The prefix ex- is of Latin origin but the words ex-wife, ex-boyfriend are an extended use of Latin phrases such as ex consule, ex magistro equitum, (one who) from being consul, master of knights (where ex- is prefixed to titles of office or dignity). Later such phrases were being replaced by exconsul, exmagister. They are formed in the same manner as the compounds proconsul, propraetor which had been developed from the older pro consule, pro praetore.

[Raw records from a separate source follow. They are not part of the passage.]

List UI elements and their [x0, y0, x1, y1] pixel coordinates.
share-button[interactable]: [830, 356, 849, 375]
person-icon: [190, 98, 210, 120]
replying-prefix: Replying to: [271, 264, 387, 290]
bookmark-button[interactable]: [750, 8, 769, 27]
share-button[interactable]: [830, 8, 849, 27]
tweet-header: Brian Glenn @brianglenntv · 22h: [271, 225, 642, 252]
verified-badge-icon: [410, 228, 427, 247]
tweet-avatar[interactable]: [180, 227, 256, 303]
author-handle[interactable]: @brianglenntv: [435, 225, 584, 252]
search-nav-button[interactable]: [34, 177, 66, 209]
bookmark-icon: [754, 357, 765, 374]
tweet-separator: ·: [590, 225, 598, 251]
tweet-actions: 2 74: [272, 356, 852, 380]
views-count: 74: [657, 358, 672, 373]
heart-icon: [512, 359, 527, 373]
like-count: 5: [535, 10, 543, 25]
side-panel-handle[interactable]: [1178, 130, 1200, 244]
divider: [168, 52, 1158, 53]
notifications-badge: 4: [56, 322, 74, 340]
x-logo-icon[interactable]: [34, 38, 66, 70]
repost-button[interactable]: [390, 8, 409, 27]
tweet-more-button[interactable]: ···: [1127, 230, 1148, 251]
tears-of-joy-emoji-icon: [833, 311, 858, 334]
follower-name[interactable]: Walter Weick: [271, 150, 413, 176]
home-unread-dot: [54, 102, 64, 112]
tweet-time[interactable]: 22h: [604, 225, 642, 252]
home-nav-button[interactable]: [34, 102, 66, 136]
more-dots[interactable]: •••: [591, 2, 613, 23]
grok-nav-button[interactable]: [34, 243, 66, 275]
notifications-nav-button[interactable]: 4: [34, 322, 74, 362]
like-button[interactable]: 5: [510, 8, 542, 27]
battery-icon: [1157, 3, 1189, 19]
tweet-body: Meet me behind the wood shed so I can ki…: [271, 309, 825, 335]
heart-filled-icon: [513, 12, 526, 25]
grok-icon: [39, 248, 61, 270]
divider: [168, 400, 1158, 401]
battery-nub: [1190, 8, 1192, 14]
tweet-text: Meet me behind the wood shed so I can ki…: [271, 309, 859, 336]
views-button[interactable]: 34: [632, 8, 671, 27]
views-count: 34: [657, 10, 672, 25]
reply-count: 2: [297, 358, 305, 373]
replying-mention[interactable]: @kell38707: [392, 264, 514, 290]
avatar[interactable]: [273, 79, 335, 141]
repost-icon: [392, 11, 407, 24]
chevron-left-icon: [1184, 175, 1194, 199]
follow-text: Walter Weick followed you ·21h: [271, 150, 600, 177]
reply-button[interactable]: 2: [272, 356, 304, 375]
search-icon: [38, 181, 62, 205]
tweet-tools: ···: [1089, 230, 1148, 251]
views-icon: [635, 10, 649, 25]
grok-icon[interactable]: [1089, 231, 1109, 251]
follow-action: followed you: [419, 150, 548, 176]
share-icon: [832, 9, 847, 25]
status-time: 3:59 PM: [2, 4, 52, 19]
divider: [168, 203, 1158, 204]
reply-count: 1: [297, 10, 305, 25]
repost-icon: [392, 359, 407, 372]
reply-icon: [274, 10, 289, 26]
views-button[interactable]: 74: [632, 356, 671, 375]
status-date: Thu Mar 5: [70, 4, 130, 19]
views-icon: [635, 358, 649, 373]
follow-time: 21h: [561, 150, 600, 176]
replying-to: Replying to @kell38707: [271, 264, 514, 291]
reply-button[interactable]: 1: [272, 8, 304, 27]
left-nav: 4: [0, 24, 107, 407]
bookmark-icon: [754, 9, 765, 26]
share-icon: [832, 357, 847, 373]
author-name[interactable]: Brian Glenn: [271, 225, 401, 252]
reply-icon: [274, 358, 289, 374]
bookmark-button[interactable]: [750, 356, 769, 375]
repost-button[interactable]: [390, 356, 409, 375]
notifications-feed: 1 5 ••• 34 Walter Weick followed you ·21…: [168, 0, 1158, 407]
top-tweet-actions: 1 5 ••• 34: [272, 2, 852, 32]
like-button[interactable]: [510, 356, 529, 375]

OED explains further how the adapted forms passed into other languages and when it have become common in English:

In medieval Latin this usage was greatly extended, such forms as ex-Augustus (‘ex-emperor’) being of frequent occurrence. Some words of this formation (e.g. ex-professor) passed in adapted forms into Italian and French, and on the analogy of these ex- was prefixed to Romanic words. The English use, imitated from French, seems to have first become common towards the end of the 18th cent.

OED's earliest citation is from 1398:

Ex~consul is he that leuyth the offyce of Consul.

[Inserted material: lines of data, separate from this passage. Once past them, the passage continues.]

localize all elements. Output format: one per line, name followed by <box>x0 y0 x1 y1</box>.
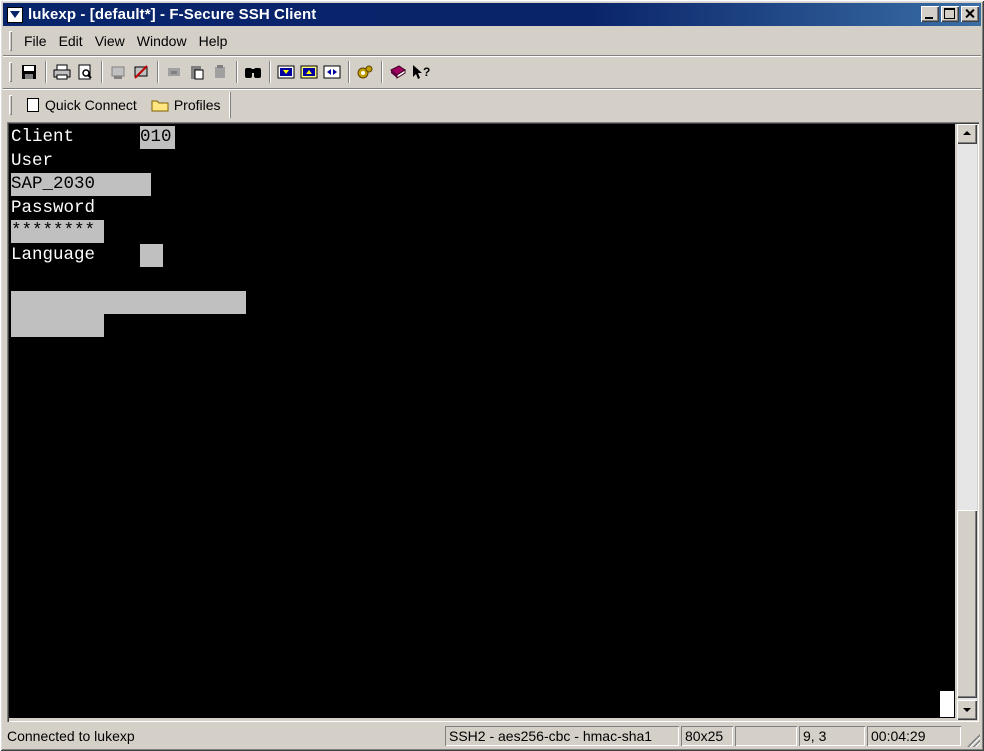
language-label: Language <box>11 245 96 265</box>
status-elapsed-time: 00:04:29 <box>867 726 961 746</box>
status-bar: Connected to lukexp SSH2 - aes256-cbc - … <box>3 725 981 748</box>
app-icon[interactable] <box>7 6 23 23</box>
menu-edit[interactable]: Edit <box>53 33 89 49</box>
close-button[interactable] <box>961 6 979 22</box>
toolbar: ? <box>3 55 981 88</box>
resize-grip[interactable] <box>967 734 980 747</box>
status-cipher: SSH2 - aes256-cbc - hmac-sha1 <box>445 726 679 746</box>
app-window: lukexp - [default*] - F-Secure SSH Clien… <box>0 0 984 751</box>
upload-icon[interactable] <box>298 61 320 83</box>
toolbar-separator <box>381 61 383 83</box>
status-connection: Connected to lukexp <box>7 728 135 744</box>
menu-help[interactable]: Help <box>193 33 234 49</box>
window-title: lukexp - [default*] - F-Secure SSH Clien… <box>28 6 317 23</box>
menu-view[interactable]: View <box>89 33 131 49</box>
client-label: Client <box>11 127 75 147</box>
toolbar-separator <box>101 61 103 83</box>
scroll-up-button[interactable] <box>957 124 977 144</box>
vertical-scrollbar[interactable] <box>957 124 977 720</box>
svg-text:?: ? <box>423 65 430 79</box>
password-label: Password <box>11 198 96 218</box>
toolbar-grip[interactable] <box>9 62 12 82</box>
save-icon[interactable] <box>18 61 40 83</box>
menu-window[interactable]: Window <box>131 33 193 49</box>
profiles-label: Profiles <box>173 96 221 113</box>
status-empty <box>735 726 797 746</box>
scroll-thumb[interactable] <box>957 510 977 698</box>
transfer-icon[interactable] <box>321 61 343 83</box>
menu-file[interactable]: File <box>18 33 53 49</box>
folder-icon <box>151 100 169 111</box>
status-cursor-position: 9, 3 <box>799 726 865 746</box>
cut-icon[interactable] <box>163 61 185 83</box>
document-icon <box>27 97 39 112</box>
user-label: User <box>11 151 54 171</box>
menu-bar: File Edit View Window Help <box>3 28 981 53</box>
connect-icon[interactable] <box>130 61 152 83</box>
quickbar-grip[interactable] <box>9 95 12 115</box>
context-help-icon[interactable]: ? <box>410 61 432 83</box>
scroll-down-button[interactable] <box>957 700 977 720</box>
copy-icon[interactable] <box>209 61 231 83</box>
user-field[interactable]: SAP_2030 <box>11 173 151 196</box>
toolbar-separator <box>348 61 350 83</box>
menu-grip[interactable] <box>9 31 12 51</box>
help-book-icon[interactable] <box>387 61 409 83</box>
settings-icon[interactable] <box>354 61 376 83</box>
download-icon[interactable] <box>275 61 297 83</box>
print-icon[interactable] <box>51 61 73 83</box>
quick-connect-bar: Quick Connect Profiles <box>3 88 981 120</box>
caption-buttons <box>919 6 979 22</box>
password-field[interactable]: ******** <box>11 220 104 243</box>
toolbar-separator <box>236 61 238 83</box>
blank-input-field[interactable] <box>11 291 246 314</box>
title-bar[interactable]: lukexp - [default*] - F-Secure SSH Clien… <box>3 3 981 26</box>
status-terminal-size: 80x25 <box>681 726 733 746</box>
client-field[interactable]: 010 <box>140 126 175 149</box>
language-field[interactable] <box>140 244 163 267</box>
terminal-cursor <box>940 691 954 717</box>
blank-input-field[interactable] <box>11 314 104 337</box>
minimize-button[interactable] <box>921 6 939 22</box>
terminal-screen[interactable]: Client 010 User SAP_2030 Password ******… <box>9 124 955 718</box>
quick-connect-group: Quick Connect Profiles <box>3 92 231 118</box>
print-preview-icon[interactable] <box>74 61 96 83</box>
disconnect-icon[interactable] <box>107 61 129 83</box>
toolbar-separator <box>45 61 47 83</box>
paste-icon[interactable] <box>186 61 208 83</box>
quick-connect-label: Quick Connect <box>45 96 137 113</box>
toolbar-separator <box>269 61 271 83</box>
find-icon[interactable] <box>242 61 264 83</box>
toolbar-separator <box>157 61 159 83</box>
maximize-button[interactable] <box>941 6 959 22</box>
profiles-button[interactable]: Profiles <box>151 97 221 113</box>
quick-connect-button[interactable]: Quick Connect <box>26 97 137 113</box>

J. Trevisa tr. Bartholomew de Glanville De Proprietatibus Rerum (1495) xiv. xlviii. 484

Note: De Proprietatibus Rerum (On the Order of Things) is an encyclopedia dating from the 13th century. Although it is often described as a bestiary, its focus encompasses theology and astrology as well as the natural sciences (as understood in 1240). [Source: http://spcoll.library.uvic.ca/]

Solution 2:

ex- is defined as:

a prefix meaning “out of,” “from,” and hence “utterly,” “thoroughly,” and sometimes meaning “not” or “without” or indicating a former title, status, etc.

Origin of ex-

ex- is a word-forming element, which in English simply means "former" in this case, or mainly "out of, from," but also "upwards, completely, deprive of, without. It most likely originated in Latin, where ex meant "out of, from within," and perhaps, in some cases also from Greek cognate ex, ek.